Pro-Beijing lawyer Kennedy Wong faces ICAC bribery charges
Anti-graft agency alleges CPPCC delegate and two others offered payments to company director as they became major shareholders
Prominent pro-Beijing figure and lawyer, Kennedy Wong Ying-ho, has been charged by the ICAC over an alleged bribery racket involving illicit payments linked to a deal to restructure a major company.
The Independent Commission Against Corruption said Wong, 52, and two other men, Chui Chuen-shun, 61, and Richard Yin Yingneng, 62, had been charged under Section 9 of the Prevention of Bribery Ordinance.
The three are accused of making an illegal agreement to pay fees for services rendered to a director of a listed company while it was being restructured.

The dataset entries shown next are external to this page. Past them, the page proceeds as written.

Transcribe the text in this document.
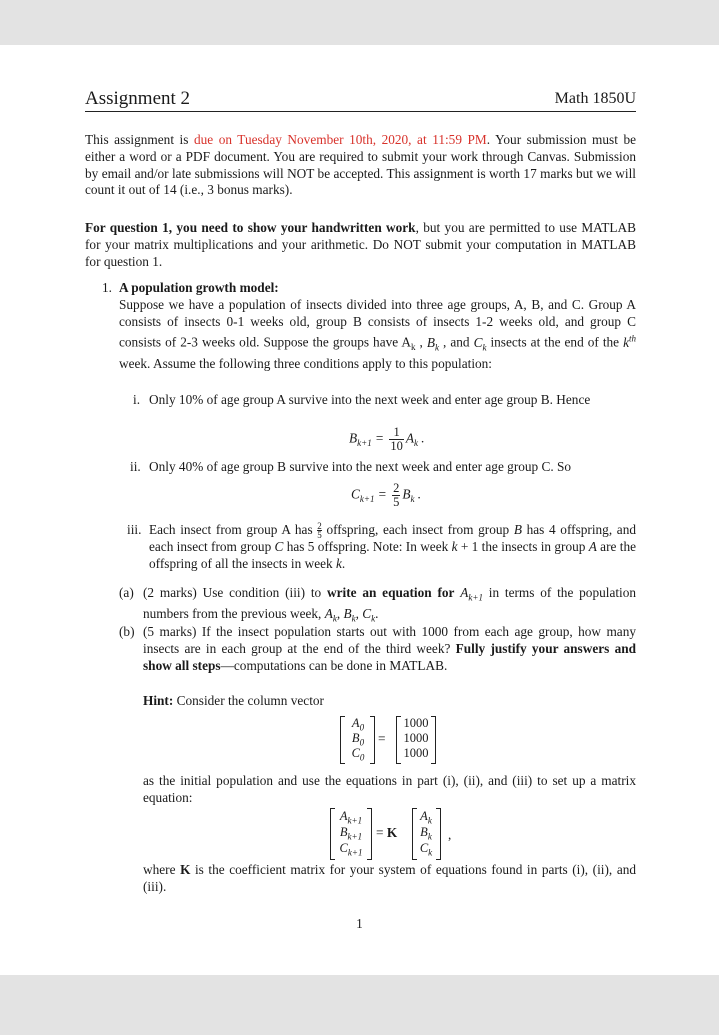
Assignment 2	Math 1850U
This assignment is due on Tuesday November 10th, 2020, at 11:59 PM. Your submission must be either a word or a PDF document. You are required to submit your work through Canvas. Submission by email and/or late submissions will NOT be accepted. This assignment is worth 17 marks but we will count it out of 14 (i.e., 3 bonus marks).
For question 1, you need to show your handwritten work, but you are permitted to use MATLAB for your matrix multiplications and your arithmetic. Do NOT submit your computation in MATLAB for question 1.
1. A population growth model:
Suppose we have a population of insects divided into three age groups, A, B, and C. Group A consists of insects 0-1 weeks old, group B consists of insects 1-2 weeks old, and group C consists of 2-3 weeks old. Suppose the groups have $A_k$ , $B_k$ , and $C_k$ insects at the end of the $k^{th}$ week. Assume the following three conditions apply to this population:
i. Only 10% of age group A survive into the next week and enter age group B. Hence
$B_{k+1} = \frac{1}{10} A_k$ .
ii. Only 40% of age group B survive into the next week and enter age group C. So
$C_{k+1} = \frac{2}{5} B_k$ .
iii. Each insect from group A has $\frac{2}{5}$ offspring, each insect from group B has 4 offspring, and each insect from group C has 5 offspring. Note: In week k + 1 the insects in group A are the offspring of all the insects in week k.
(a) (2 marks) Use condition (iii) to write an equation for $A_{k+1}$ in terms of the population numbers from the previous week, $A_k$, $B_k$, $C_k$.
(b) (5 marks) If the insect population starts out with 1000 from each age group, how many insects are in each group at the end of the third week? Fully justify your answers and show all steps—computations can be done in MATLAB.
Hint: Consider the column vector
$A_0$
$B_0$
$C_0$
=
1000
1000
1000
as the initial population and use the equations in part (i), (ii), and (iii) to set up a matrix equation:
$A_{k+1}$
$B_{k+1}$
$C_{k+1}$
= K
$A_k$
$B_k$
$C_k$
,
where K is the coefficient matrix for your system of equations found in parts (i), (ii), and (iii).
1
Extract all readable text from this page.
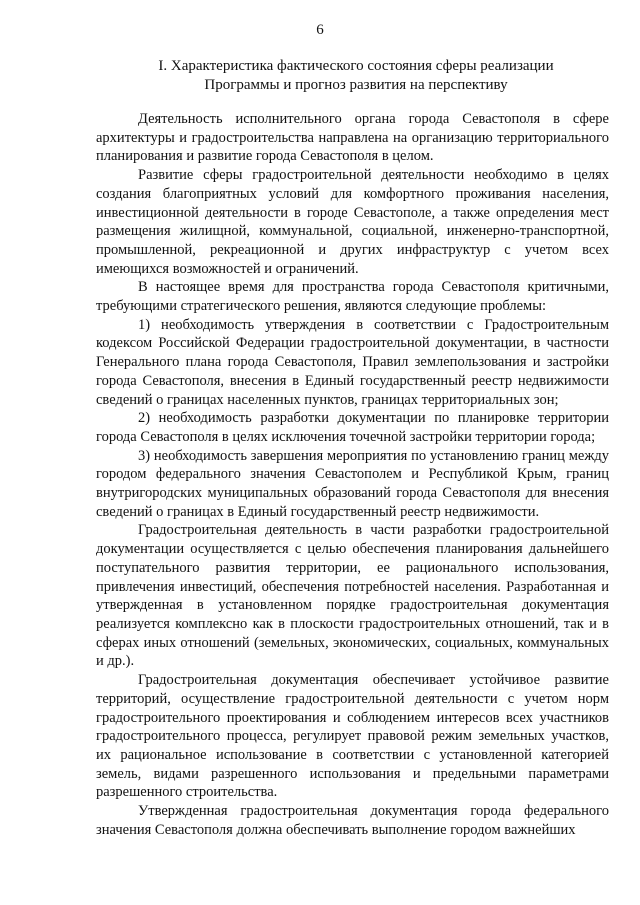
6
I. Характеристика фактического состояния сферы реализации
Программы и прогноз развития на перспективу

Деятельность исполнительного органа города Севастополя в сфере архитектуры и градостроительства направлена на организацию территориального планирования и развитие города Севастополя в целом.

Развитие сферы градостроительной деятельности необходимо в целях создания благоприятных условий для комфортного проживания населения, инвестиционной деятельности в городе Севастополе, а также определения мест размещения жилищной, коммунальной, социальной, инженерно-транспортной, промышленной, рекреационной и других инфраструктур с учетом всех имеющихся возможностей и ограничений.

В настоящее время для пространства города Севастополя критичными, требующими стратегического решения, являются следующие проблемы:

1) необходимость утверждения в соответствии с Градостроительным кодексом Российской Федерации градостроительной документации, в частности Генерального плана города Севастополя, Правил землепользования и застройки города Севастополя, внесения в Единый государственный реестр недвижимости сведений о границах населенных пунктов, границах территориальных зон;

2) необходимость разработки документации по планировке территории города Севастополя в целях исключения точечной застройки территории города;

3) необходимость завершения мероприятия по установлению границ между городом федерального значения Севастополем и Республикой Крым, границ внутригородских муниципальных образований города Севастополя для внесения сведений о границах в Единый государственный реестр недвижимости.

Градостроительная деятельность в части разработки градостроительной документации осуществляется с целью обеспечения планирования дальнейшего поступательного развития территории, ее рационального использования, привлечения инвестиций, обеспечения потребностей населения. Разработанная и утвержденная в установленном порядке градостроительная документация реализуется комплексно как в плоскости градостроительных отношений, так и в сферах иных отношений (земельных, экономических, социальных, коммунальных и др.).

Градостроительная документация обеспечивает устойчивое развитие территорий, осуществление градостроительной деятельности с учетом норм градостроительного проектирования и соблюдением интересов всех участников градостроительного процесса, регулирует правовой режим земельных участков, их рациональное использование в соответствии с установленной категорией земель, видами разрешенного использования и предельными параметрами разрешенного строительства.

Утвержденная градостроительная документация города федерального значения Севастополя должна обеспечивать выполнение городом важнейших
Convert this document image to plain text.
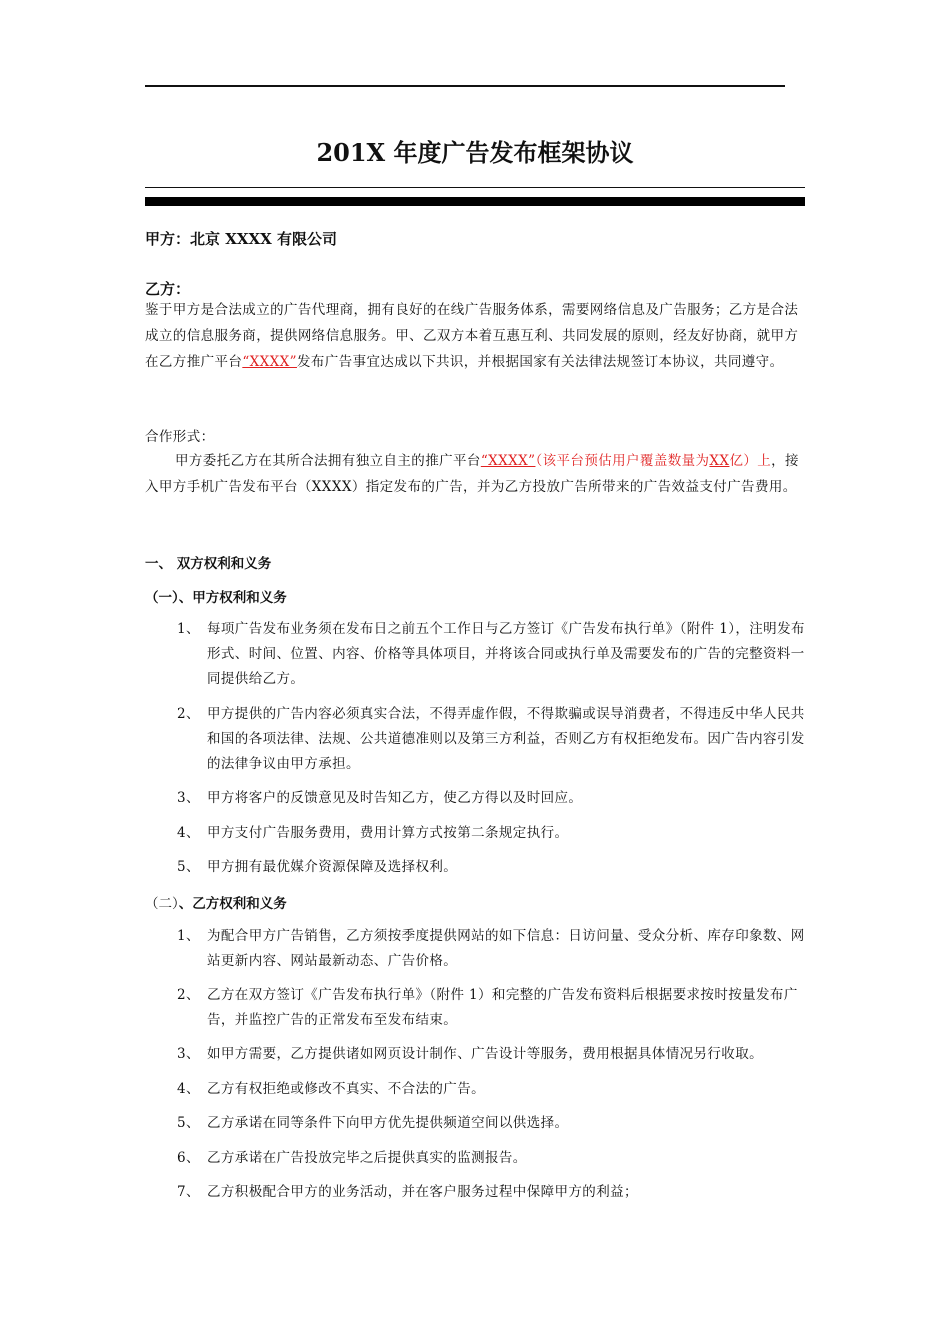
201X 年度广告发布框架协议
甲方：北京 XXXX 有限公司
乙方：
鉴于甲方是合法成立的广告代理商，拥有良好的在线广告服务体系，需要网络信息及广告服务；乙方是合法成立的信息服务商，提供网络信息服务。甲、乙双方本着互惠互利、共同发展的原则，经友好协商，就甲方在乙方推广平台“XXXX”发布广告事宜达成以下共识，并根据国家有关法律法规签订本协议，共同遵守。
合作形式：
甲方委托乙方在其所合法拥有独立自主的推广平台“XXXX”（该平台预估用户覆盖数量为XX亿）上，接入甲方手机广告发布平台（XXXX）指定发布的广告，并为乙方投放广告所带来的广告效益支付广告费用。
一、 双方权利和义务
（一）、甲方权利和义务
1、 每项广告发布业务须在发布日之前五个工作日与乙方签订《广告发布执行单》（附件 1），注明发布形式、时间、位置、内容、价格等具体项目，并将该合同或执行单及需要发布的广告的完整资料一同提供给乙方。
2、 甲方提供的广告内容必须真实合法，不得弄虚作假，不得欺骗或误导消费者，不得违反中华人民共和国的各项法律、法规、公共道德准则以及第三方利益，否则乙方有权拒绝发布。因广告内容引发的法律争议由甲方承担。
3、 甲方将客户的反馈意见及时告知乙方，使乙方得以及时回应。
4、 甲方支付广告服务费用，费用计算方式按第二条规定执行。
5、 甲方拥有最优媒介资源保障及选择权利。
（二）、乙方权利和义务
1、 为配合甲方广告销售，乙方须按季度提供网站的如下信息：日访问量、受众分析、库存印象数、网站更新内容、网站最新动态、广告价格。
2、 乙方在双方签订《广告发布执行单》（附件 1）和完整的广告发布资料后根据要求按时按量发布广告，并监控广告的正常发布至发布结束。
3、 如甲方需要，乙方提供诸如网页设计制作、广告设计等服务，费用根据具体情况另行收取。
4、 乙方有权拒绝或修改不真实、不合法的广告。
5、 乙方承诺在同等条件下向甲方优先提供频道空间以供选择。
6、 乙方承诺在广告投放完毕之后提供真实的监测报告。
7、 乙方积极配合甲方的业务活动，并在客户服务过程中保障甲方的利益；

Wong - a prominent lawyer who has been a delegate to the Chinese People's Political Consultative Conference since 2003 - faces a separate charge of offering HK$15 million worth of share options for HK$1.8 million to the same director in return for that individual's participation in a corporate takeover Wong was involved in.
In a statement released yesterday, the ICAC said all three men had been released on bail and would appear at Eastern Court on Wednesday.
The ICAC alleged that in October 2007, Wong - as an incumbent director - and his co-accused - as former directors of Perfect Ace Investments Limited - offered an advantage to an executive director of Ocean Grand, the company with whom they had entered into a restructuring agreement.
The restructuring was completed in September 2008 and Perfect Ace became the major shareholder of Ocean Grand and Wong its chairman. The Ocean Grand executive director concerned retained his post within that company, the ICAC alleged.